By the time I got to the park, I was so flustered and out of sorts, that being faced with seeing 7 to 8 of my closest friends (not including the hubbies that I’m almost equally close to) gathered in one spot was more than I could bear. I should’ve bolted. But I’d been spotted, so I decided to race in —head down— grab bean and run. But. No.

My oh-so-astute friends knew something was amiss. The questions started (out of pure concern) and everyone was watching me as I proceeded to bite Purse Girl’s head clean off. Not ones to be easily dissuaded, PG (mere flesh wound), Meta Megan and TRPL TRBL followed me to the car. Asking if I was okay. “No! I’m NOT OKAY. I’m not. The past two days have SUCKED ROYAL EGGS and I don’t want to leave the house for fear of the hubby falling over or ceasing to breathe or, or, or…!” So PG jumped in the car with me for a quick counseling session while I picked up dinner. Hugs from all and I felt a bit stronger. And what doesn’t a few hugs from friends and cheeseburger cure? Seriously.

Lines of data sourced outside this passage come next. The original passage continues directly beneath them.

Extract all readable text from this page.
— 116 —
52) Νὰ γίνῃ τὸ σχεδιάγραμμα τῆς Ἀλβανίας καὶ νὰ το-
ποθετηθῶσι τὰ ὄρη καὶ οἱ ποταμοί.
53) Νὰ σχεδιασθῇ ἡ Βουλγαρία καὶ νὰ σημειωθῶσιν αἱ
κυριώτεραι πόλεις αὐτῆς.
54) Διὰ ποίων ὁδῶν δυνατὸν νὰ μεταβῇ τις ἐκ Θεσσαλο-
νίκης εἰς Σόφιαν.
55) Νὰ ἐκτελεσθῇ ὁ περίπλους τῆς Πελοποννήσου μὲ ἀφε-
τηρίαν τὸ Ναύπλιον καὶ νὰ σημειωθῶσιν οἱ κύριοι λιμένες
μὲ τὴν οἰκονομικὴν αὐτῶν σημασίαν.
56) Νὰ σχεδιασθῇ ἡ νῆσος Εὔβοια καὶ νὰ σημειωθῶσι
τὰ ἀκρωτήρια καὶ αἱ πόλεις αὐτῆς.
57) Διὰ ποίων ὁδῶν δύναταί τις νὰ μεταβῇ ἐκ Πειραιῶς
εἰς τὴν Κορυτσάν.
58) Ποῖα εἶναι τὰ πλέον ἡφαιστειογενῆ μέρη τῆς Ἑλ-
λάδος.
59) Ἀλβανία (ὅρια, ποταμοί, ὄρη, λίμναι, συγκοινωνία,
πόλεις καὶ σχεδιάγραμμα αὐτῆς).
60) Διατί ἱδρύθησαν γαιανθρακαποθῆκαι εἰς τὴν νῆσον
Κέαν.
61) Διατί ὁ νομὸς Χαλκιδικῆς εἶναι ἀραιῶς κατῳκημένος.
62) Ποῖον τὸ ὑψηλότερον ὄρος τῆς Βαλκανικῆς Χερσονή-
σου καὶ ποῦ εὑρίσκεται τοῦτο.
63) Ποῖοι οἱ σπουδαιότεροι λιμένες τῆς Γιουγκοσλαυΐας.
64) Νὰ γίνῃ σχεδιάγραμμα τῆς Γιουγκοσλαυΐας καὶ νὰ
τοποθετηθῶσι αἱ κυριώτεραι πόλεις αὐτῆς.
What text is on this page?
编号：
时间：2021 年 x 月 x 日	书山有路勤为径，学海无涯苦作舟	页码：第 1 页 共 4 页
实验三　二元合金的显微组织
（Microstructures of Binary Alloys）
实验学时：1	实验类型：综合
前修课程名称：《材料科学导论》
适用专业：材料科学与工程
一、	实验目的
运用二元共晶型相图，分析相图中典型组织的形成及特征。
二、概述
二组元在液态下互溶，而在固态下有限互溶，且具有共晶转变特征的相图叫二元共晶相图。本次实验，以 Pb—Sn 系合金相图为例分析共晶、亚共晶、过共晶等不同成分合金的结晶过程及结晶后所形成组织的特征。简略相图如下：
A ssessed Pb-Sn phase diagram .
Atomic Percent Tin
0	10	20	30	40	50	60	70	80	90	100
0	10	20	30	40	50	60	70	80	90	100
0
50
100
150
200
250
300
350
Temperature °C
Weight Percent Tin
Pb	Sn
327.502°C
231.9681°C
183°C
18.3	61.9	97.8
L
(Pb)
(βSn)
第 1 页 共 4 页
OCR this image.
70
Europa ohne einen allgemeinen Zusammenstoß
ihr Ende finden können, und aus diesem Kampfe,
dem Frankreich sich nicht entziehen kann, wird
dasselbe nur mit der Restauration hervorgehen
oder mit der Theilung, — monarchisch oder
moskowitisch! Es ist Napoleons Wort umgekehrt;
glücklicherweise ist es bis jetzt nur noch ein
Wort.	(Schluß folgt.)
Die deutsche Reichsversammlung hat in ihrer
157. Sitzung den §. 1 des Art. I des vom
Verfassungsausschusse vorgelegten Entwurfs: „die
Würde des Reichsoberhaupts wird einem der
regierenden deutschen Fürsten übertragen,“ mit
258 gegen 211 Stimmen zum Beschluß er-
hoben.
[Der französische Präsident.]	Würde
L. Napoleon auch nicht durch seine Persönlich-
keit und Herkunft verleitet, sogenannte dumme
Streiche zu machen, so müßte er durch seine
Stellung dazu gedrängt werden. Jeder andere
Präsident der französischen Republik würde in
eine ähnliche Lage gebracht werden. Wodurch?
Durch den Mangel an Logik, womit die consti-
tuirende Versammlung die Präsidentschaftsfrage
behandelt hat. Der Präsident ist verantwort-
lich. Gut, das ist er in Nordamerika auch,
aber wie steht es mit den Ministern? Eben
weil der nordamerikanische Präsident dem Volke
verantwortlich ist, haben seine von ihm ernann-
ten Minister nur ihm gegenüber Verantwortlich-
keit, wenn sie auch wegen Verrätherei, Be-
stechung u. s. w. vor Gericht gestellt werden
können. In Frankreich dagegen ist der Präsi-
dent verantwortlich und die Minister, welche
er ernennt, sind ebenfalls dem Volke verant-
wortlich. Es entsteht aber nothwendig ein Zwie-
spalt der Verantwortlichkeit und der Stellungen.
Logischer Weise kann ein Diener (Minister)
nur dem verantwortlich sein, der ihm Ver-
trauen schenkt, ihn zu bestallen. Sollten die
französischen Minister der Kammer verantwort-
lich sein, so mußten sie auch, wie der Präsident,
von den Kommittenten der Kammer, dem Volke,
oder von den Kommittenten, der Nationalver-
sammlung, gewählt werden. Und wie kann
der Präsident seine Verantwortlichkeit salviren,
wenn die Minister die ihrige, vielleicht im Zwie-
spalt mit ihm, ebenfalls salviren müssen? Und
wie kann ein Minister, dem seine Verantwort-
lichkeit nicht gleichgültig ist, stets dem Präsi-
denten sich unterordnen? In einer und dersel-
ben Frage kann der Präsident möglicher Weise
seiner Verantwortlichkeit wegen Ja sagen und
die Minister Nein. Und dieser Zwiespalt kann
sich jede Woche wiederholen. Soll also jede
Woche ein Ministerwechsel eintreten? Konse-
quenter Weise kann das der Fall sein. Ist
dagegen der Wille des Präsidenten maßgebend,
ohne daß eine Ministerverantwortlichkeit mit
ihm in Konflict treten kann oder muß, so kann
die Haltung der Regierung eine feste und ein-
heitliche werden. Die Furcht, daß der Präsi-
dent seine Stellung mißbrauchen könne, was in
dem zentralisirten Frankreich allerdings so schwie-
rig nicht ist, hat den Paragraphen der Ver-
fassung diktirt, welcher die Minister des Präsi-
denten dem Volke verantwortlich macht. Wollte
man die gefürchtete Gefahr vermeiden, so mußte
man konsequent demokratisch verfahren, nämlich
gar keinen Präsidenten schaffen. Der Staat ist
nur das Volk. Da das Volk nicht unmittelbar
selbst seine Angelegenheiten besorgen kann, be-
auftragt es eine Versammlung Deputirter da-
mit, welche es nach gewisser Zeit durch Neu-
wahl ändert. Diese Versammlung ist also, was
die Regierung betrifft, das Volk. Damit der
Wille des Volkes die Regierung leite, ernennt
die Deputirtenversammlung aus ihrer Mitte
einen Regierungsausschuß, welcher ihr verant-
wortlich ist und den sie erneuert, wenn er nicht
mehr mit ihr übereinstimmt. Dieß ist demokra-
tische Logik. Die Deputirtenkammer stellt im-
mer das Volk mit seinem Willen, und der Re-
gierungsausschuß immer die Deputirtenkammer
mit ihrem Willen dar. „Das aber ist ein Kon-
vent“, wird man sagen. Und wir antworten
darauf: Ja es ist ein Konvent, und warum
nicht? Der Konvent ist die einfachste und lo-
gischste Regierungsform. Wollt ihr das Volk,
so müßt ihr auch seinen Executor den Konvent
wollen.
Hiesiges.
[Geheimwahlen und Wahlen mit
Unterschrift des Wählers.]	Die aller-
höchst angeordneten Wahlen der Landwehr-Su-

By the time I dropped PG back off, fielded some concerned texts (NOT WHILE DRIVING!!!) and got home, I was righted again. Bean fed, down to bed and we cuddled up on the couch to watch a movie. Up in the Air. Not the most uplifting of movies (that theme yet again), but: George Clooney (dear Mima’s nickname for the hubby).

This morning, that sun was peeking out. It’s our anniversary. And the hubby made most of the coffee (without gloves) and drank it upright. So. There.

We may even make it out for dinner. If.

TODAY’S THEME SONG: Chemo Sucks. The Pump Dumpers. No, this is not a real song. But it should be. Because it’s true. Chemo sucks the life out of you. Then hands it back out of the blue.